The ruling, penned by Judge David Sentelle, a visiting judge from the D.C. Circuit, concerns plaintiffs’ claims under the ATS, a U.S. federal law that incorporates international human rights standards. In Kiobel v. Royal Dutch Petroleum, the U.S. Supreme Court recently held that the ATS does not apply to claims that have only a weak connection to the United States. Judge Sentelle’s decision goes farther, holding that the ATS does not cover cases where human rights abuse occurred abroad, even if there are very strong ties to the U.S. This conclusion conflicts with the Supreme Court’s Kiobel decision, however, in which just two out of nine Justices supported the view that the ATS applies only when the abuse occurred in this country.

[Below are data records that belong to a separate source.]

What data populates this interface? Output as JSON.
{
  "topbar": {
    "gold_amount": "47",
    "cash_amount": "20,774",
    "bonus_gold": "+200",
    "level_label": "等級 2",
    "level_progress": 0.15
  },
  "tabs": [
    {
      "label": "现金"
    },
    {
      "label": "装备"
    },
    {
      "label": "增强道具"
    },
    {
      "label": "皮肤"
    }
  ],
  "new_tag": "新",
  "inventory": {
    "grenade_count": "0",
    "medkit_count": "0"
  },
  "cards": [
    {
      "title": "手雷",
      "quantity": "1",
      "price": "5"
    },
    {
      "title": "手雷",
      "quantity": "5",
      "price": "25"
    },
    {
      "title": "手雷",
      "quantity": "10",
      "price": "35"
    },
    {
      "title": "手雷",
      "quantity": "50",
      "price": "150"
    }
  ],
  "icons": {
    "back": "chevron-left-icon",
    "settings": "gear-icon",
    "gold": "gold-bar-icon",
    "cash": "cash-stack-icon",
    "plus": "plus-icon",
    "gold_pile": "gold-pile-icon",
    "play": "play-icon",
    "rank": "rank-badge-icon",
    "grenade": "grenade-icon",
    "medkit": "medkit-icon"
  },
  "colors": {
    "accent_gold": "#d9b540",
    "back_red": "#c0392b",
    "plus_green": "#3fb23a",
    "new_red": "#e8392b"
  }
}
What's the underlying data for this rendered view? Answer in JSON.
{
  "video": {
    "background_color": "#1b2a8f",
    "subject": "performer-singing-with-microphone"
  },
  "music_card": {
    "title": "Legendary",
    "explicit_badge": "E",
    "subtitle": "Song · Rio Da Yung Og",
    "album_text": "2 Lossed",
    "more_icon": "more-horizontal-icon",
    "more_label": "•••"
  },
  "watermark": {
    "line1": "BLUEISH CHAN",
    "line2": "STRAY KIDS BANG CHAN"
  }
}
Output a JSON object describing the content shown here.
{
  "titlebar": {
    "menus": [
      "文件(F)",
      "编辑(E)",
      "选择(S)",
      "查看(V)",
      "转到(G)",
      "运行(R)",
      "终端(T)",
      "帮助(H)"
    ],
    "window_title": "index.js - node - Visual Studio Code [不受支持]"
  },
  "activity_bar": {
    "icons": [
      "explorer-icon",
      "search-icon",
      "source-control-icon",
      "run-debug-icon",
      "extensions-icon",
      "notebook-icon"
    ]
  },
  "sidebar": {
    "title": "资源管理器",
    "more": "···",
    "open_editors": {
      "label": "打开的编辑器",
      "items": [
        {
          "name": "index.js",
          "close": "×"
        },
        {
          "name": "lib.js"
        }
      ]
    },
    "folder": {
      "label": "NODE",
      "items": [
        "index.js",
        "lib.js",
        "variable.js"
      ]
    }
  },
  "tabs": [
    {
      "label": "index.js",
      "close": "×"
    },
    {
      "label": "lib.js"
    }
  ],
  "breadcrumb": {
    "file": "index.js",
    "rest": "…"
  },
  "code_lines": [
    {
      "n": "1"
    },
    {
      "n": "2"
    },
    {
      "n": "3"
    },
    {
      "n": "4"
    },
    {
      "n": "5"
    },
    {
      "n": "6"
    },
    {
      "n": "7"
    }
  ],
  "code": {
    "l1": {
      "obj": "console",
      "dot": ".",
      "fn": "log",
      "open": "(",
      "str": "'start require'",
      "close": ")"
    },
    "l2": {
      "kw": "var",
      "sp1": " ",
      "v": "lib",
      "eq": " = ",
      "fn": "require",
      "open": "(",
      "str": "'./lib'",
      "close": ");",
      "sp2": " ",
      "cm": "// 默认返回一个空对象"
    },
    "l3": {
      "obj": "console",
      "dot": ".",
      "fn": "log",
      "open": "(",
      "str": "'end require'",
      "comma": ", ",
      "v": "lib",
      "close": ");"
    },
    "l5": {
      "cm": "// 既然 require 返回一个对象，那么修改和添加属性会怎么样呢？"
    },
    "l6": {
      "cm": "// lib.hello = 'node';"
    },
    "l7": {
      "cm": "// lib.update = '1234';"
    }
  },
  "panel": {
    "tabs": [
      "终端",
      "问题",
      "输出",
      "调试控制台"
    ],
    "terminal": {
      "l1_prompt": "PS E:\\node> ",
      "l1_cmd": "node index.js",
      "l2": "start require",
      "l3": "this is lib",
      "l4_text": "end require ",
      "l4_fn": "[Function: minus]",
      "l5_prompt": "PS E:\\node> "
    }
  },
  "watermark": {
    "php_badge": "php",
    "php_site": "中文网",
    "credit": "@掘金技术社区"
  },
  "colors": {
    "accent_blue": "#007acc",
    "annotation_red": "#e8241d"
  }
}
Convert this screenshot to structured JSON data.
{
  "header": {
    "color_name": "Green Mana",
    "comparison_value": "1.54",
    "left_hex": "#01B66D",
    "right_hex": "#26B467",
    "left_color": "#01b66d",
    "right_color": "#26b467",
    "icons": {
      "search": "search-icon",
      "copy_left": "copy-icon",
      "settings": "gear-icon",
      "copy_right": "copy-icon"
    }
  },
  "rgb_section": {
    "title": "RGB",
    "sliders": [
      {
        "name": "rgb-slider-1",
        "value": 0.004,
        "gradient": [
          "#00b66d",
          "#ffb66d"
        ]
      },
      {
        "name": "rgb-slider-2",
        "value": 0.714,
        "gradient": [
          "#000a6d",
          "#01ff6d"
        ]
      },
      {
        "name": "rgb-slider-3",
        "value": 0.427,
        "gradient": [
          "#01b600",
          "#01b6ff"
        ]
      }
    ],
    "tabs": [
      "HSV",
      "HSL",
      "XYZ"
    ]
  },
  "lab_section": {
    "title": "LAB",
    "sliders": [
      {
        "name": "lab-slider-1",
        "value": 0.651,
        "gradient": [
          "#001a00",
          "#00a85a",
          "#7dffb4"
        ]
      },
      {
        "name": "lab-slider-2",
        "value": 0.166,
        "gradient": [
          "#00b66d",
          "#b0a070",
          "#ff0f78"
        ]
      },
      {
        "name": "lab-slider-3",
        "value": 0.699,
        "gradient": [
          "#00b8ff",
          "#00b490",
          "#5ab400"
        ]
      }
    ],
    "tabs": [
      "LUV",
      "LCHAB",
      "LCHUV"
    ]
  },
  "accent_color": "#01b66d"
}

“The court’s decision misreads Kiobel and the statute’s history, so we’re confident it will be reversed by the full Eleventh Circuit,” said Richard L. Herz, Litigation Coordinator of EarthRights Inter-
national (ERI), co-counsel for the plaintiffs. Judge Beverly Martin writes in her dissent: "By failing to enforce the ATS under these circumstances, I fear we disarm innocents against American corporations that engage in human rights violations abroad. I understand the ATS to have been deliberately crafted to avoid this regrettable result."
Among the plaintiffs harmed by today’s decision are the families of thousands of community organizers, trade union leaders, social activists, and banana workers who were assassinated in the paramilitaries’ campaign of terrorizing civilians.
“We're disappointed that the court found that Chiquita can escape ATS liability for its illegal decision to finance brutal death squads," said Paul Hoffman, who argued the case in the Court of Appeals. “When a U.S. company funds killers that our government has designated to be a terrorist organization, in violation of U.S. criminal law, and then pulls all its assets from the foreign country where the terrorists operate, it’s clearly the business of the United States. What kind of stronger connection to the U.S. could you possibly need?”
“The plaintiffs have been waiting for justice for a decade and more. While this is a setback, the victims will still be able to hold Chiquita to account under Colombian and state law. We look forward to the day, sometime soon, when they will finally have their claims heard by a jury," added Agnieszka Fryszman of Cohen Milstein Sellers & Toll, also counsel for the plaintiffs.
Co-counsel for the plaintiffs include Arturo Carrillo, Judith Brown Chomsky, and John DeLeon.